Gelişmelerden rahatsızlık duyan ABD, Nikaragua’ya ekonomik ambargo uygulamaya ve FSNL’ye karşı gerilla mücadelesi yürüten sağcı kontralara geniş çaplı destek vermeye başladı. Ekonomisi ağır bir bunalıma giren Nikaragua'nın bazı Orta Amerika ülkeleriyle ilişkileri de bozuldu. Şubat 1989'da Orta Amerika ülkeleri başkanlarının El Salvador'da yaptığı toplantıda serbest seçimlere gidilmesi ve Samoza'ya bağlı Ulusal Muhafız örgütünde görev yapmış iki bin kadar mahkûmun serbest bırakılması karşılığında kontra birliklerinin dağıtılması konusunda anlaşmaya varıldı. Aynı yıl, basın özgürlüğünü güvence altına alan ve seçim sistemini yeniden düzenleyen yasalar çıkarıldı. Bu “reformalar” karşılığında ABD Nikaragua'ya karşı beş yıldır uyguladığı ambargoyu kaldırdı. 1980’lerin sonlarına doğru başlayan karşı-devrim süreci ve bunun sonucunda başta SSCB olmak üzere sosyalist ülkelerde baş gösteren çözülme, Sandinistleri ABD ve işbirlikçileri karşısında güçten düşüren bir diğer önemli faktör olarak bir kenara not edilmeli.

1990'da yapılan seçimlerde Ulusal Muhalefet Birliği (UNO) Ulusal Meclis'teki 92 sandalyeden 51'ini kazandı ve UNO'nun adayı Violeto Barrios de Chamorro başkan oldu. Ülkeyi 11 yıl boyunca yöneten Sandinistler ağır bir yenilgi almıştı.1996 ve 2001'deki seçimlerde de Anayasacı Liberal Parti (PLC), FSNL'ye karşı üstünlük sağladı.

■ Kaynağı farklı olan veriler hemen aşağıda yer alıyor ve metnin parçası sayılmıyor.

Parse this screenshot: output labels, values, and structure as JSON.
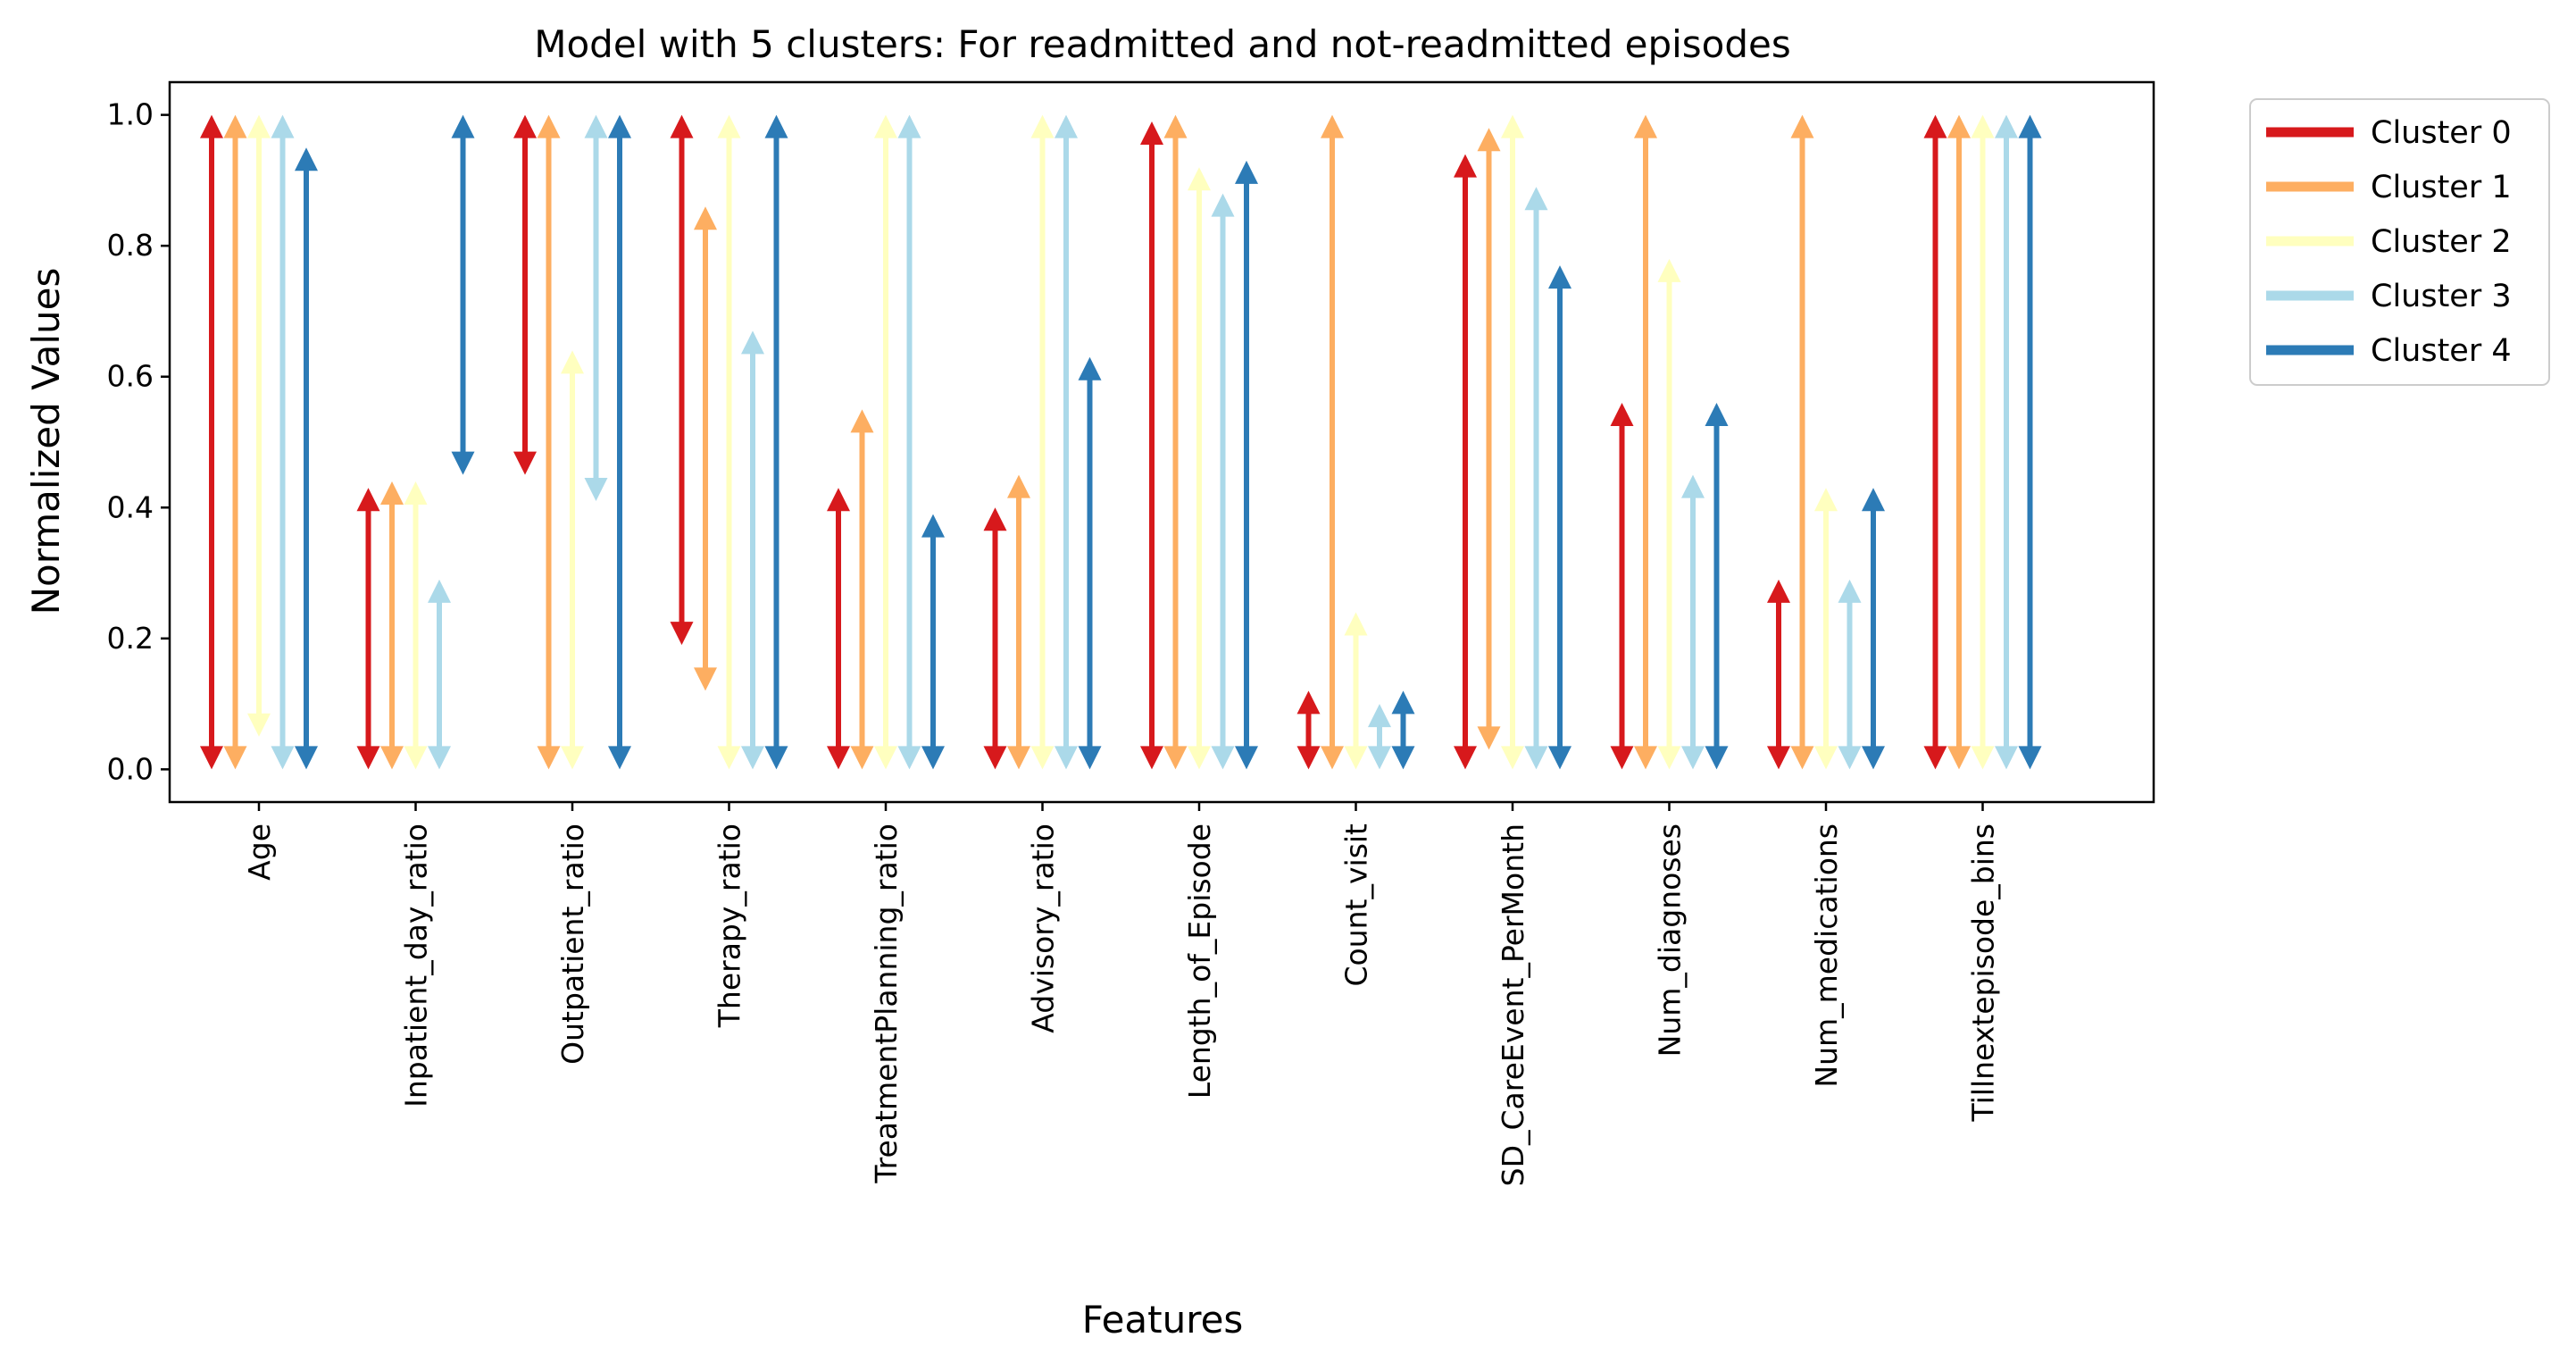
{
  "chart_data": {
    "type": "range-arrows",
    "title": "Model with 5 clusters: For readmitted and not-readmitted episodes",
    "xlabel": "Features",
    "ylabel": "Normalized Values",
    "ylim": [
      -0.05,
      1.05
    ],
    "yticks": [
      "0.0",
      "0.2",
      "0.4",
      "0.6",
      "0.8",
      "1.0"
    ],
    "grid": false,
    "legend_position": "outside-right-top",
    "categories": [
      "Age",
      "Inpatient_day_ratio",
      "Outpatient_ratio",
      "Therapy_ratio",
      "TreatmentPlanning_ratio",
      "Advisory_ratio",
      "Length_of_Episode",
      "Count_visit",
      "SD_CareEvent_PerMonth",
      "Num_diagnoses",
      "Num_medications",
      "Tillnextepisode_bins"
    ],
    "series": [
      {
        "name": "Cluster 0",
        "color": "#d7191c",
        "ranges": [
          [
            0.0,
            1.0
          ],
          [
            0.0,
            0.43
          ],
          [
            0.45,
            1.0
          ],
          [
            0.19,
            1.0
          ],
          [
            0.0,
            0.43
          ],
          [
            0.0,
            0.4
          ],
          [
            0.0,
            0.99
          ],
          [
            0.0,
            0.12
          ],
          [
            0.0,
            0.94
          ],
          [
            0.0,
            0.56
          ],
          [
            0.0,
            0.29
          ],
          [
            0.0,
            1.0
          ]
        ]
      },
      {
        "name": "Cluster 1",
        "color": "#fdae61",
        "ranges": [
          [
            0.0,
            1.0
          ],
          [
            0.0,
            0.44
          ],
          [
            0.0,
            1.0
          ],
          [
            0.12,
            0.86
          ],
          [
            0.0,
            0.55
          ],
          [
            0.0,
            0.45
          ],
          [
            0.0,
            1.0
          ],
          [
            0.0,
            1.0
          ],
          [
            0.03,
            0.98
          ],
          [
            0.0,
            1.0
          ],
          [
            0.0,
            1.0
          ],
          [
            0.0,
            1.0
          ]
        ]
      },
      {
        "name": "Cluster 2",
        "color": "#ffffbf",
        "ranges": [
          [
            0.05,
            1.0
          ],
          [
            0.0,
            0.44
          ],
          [
            0.0,
            0.64
          ],
          [
            0.0,
            1.0
          ],
          [
            0.0,
            1.0
          ],
          [
            0.0,
            1.0
          ],
          [
            0.0,
            0.92
          ],
          [
            0.0,
            0.24
          ],
          [
            0.0,
            1.0
          ],
          [
            0.0,
            0.78
          ],
          [
            0.0,
            0.43
          ],
          [
            0.0,
            1.0
          ]
        ]
      },
      {
        "name": "Cluster 3",
        "color": "#abd9e9",
        "ranges": [
          [
            0.0,
            1.0
          ],
          [
            0.0,
            0.29
          ],
          [
            0.41,
            1.0
          ],
          [
            0.0,
            0.67
          ],
          [
            0.0,
            1.0
          ],
          [
            0.0,
            1.0
          ],
          [
            0.0,
            0.88
          ],
          [
            0.0,
            0.1
          ],
          [
            0.0,
            0.89
          ],
          [
            0.0,
            0.45
          ],
          [
            0.0,
            0.29
          ],
          [
            0.0,
            1.0
          ]
        ]
      },
      {
        "name": "Cluster 4",
        "color": "#2c7bb6",
        "ranges": [
          [
            0.0,
            0.95
          ],
          [
            0.45,
            1.0
          ],
          [
            0.0,
            1.0
          ],
          [
            0.0,
            1.0
          ],
          [
            0.0,
            0.39
          ],
          [
            0.0,
            0.63
          ],
          [
            0.0,
            0.93
          ],
          [
            0.0,
            0.12
          ],
          [
            0.0,
            0.77
          ],
          [
            0.0,
            0.56
          ],
          [
            0.0,
            0.43
          ],
          [
            0.0,
            1.0
          ]
        ]
      }
    ]
  }
}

1999'da FLNC ile 1996 seçimlerini kazanan parti arasında “El Pacto” adıyla bilinen bir anlaşma yapıldı. Bu anlaşmayla devlet başkanı olmak için gerekli oy barajı %45'ten %35'e düşürüldü. “El Pacto” sağ kampı böldü. Sandinistlerle iş birliğine karşı çıkan ve ABD'nin desteğini arkasına alan sağcılar başkanlık seçimlerinde kendi adayını çıkardı. Sağın bölünmesinin de etkisiyle Sandinist hareket yeniden güçlendi. Kasım 2006'da yapılan başkanlık seçiminde Daniel Ortega %38 oyla, 17 yıl aradan sonra başkanlık görevine getirildi.

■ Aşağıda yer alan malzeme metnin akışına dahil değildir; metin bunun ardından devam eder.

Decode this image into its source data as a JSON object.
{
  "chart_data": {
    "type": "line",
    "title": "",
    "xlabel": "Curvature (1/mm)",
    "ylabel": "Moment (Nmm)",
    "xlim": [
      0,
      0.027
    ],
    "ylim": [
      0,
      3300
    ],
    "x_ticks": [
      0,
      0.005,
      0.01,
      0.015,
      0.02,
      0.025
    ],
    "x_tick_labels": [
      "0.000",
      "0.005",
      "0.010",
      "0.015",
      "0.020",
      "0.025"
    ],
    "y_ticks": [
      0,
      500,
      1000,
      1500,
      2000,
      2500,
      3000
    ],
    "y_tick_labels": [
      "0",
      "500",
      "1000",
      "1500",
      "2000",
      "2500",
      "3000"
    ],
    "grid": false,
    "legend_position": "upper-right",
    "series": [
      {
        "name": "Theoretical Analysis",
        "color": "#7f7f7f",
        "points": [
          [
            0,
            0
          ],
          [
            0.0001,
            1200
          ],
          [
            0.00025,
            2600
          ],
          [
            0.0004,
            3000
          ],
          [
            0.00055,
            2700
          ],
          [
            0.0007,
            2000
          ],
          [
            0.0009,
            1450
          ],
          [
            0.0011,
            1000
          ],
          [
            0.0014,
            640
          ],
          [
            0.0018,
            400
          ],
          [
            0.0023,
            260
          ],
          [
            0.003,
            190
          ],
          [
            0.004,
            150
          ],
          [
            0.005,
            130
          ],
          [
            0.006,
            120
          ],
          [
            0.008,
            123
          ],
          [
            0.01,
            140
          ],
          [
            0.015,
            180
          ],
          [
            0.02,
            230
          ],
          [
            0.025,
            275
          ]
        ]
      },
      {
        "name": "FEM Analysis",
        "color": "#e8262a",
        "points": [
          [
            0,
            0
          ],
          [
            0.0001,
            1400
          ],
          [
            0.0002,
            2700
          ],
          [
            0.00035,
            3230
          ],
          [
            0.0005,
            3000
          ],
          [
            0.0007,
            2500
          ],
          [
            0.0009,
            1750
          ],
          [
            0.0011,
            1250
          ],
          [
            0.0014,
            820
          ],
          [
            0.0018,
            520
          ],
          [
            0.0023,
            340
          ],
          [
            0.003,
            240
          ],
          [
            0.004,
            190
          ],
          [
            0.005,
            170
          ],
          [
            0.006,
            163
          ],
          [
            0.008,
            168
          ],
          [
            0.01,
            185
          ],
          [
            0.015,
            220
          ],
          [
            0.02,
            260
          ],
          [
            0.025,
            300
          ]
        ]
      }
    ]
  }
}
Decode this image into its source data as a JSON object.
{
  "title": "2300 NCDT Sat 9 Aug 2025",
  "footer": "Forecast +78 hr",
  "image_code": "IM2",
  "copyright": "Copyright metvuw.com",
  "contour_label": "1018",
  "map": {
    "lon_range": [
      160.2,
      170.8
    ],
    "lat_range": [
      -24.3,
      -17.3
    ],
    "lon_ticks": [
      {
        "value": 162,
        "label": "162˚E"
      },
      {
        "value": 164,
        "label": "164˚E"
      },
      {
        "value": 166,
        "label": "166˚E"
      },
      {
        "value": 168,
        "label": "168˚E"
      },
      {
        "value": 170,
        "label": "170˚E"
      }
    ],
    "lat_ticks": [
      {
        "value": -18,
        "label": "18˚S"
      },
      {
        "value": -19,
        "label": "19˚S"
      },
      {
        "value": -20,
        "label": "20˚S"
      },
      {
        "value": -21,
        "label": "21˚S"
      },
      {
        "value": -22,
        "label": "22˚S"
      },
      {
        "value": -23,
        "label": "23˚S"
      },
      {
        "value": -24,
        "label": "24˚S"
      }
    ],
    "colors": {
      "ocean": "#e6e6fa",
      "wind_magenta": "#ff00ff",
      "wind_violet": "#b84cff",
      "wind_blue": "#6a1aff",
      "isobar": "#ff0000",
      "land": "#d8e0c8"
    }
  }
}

Kasım 2008’de yapılan yerel seçimlerden güçlenerek çıkmasına bakılınca, son seçimlerde FSNL’nin oylarını arttırmasına şaşırmamak gerekiyor. FSNL’nin 2006’da aldığı %40’ın altındaki oyunu 2011 seçimlerinde %60’ın üzerine çıkarmasının sırrı, ikinci iktidar dönemi boyunca uyguladığı halkçı politikalarda ve Bolivarcı Venezuela’nın desteğinde gizli. Ortega, Dünya Bankası ve hükümet verilerine göre 2005 yılında % 65,5 olan fakirlik oranını ikinci iktidar döneminde %57'ye düşürdü.

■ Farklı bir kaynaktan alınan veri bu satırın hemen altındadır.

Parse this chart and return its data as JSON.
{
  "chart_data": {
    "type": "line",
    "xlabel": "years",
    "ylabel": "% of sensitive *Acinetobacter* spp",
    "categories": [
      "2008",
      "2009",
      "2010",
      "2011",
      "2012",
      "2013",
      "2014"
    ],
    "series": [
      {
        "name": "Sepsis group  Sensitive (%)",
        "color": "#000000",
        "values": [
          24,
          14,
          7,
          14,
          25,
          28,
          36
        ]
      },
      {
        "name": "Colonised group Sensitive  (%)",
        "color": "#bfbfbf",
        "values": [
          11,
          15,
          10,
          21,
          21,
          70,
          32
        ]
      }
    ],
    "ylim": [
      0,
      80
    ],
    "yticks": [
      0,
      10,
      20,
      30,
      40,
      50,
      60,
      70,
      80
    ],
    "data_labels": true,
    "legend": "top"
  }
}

Enerjide Nikaragua’nın ABD’ye bağımlı olmasının önüne geçmek için ülkeye rafineri kuracağını açıklayan Venezuela lideri Chavez, Ortega’nın en önemli müttefikleri arasında yer alıyor. 2010’nun Ocak ayında Nikaragua’ya giden Chavez, Amerika için Bolivarcı İttifak (ALBA) üyesi olan iki ülke arasındaki ticareti ve yatırımları arttıracak ikili anlaşmalar imzaladı. Anlaşmalar et kombinaları, süt çiftlikleri ve tahıl işleme fabrikalarının yapımı için 130 milyar dolarlık finansmana yer veriyor. İki ülke arasındaki ticari işlem hacmi 2009 yılında 136 milyon dolar olarak gerçekleşirken, anlaşmalardan sonra bu rakamın üç katına çıkması bekleniyor.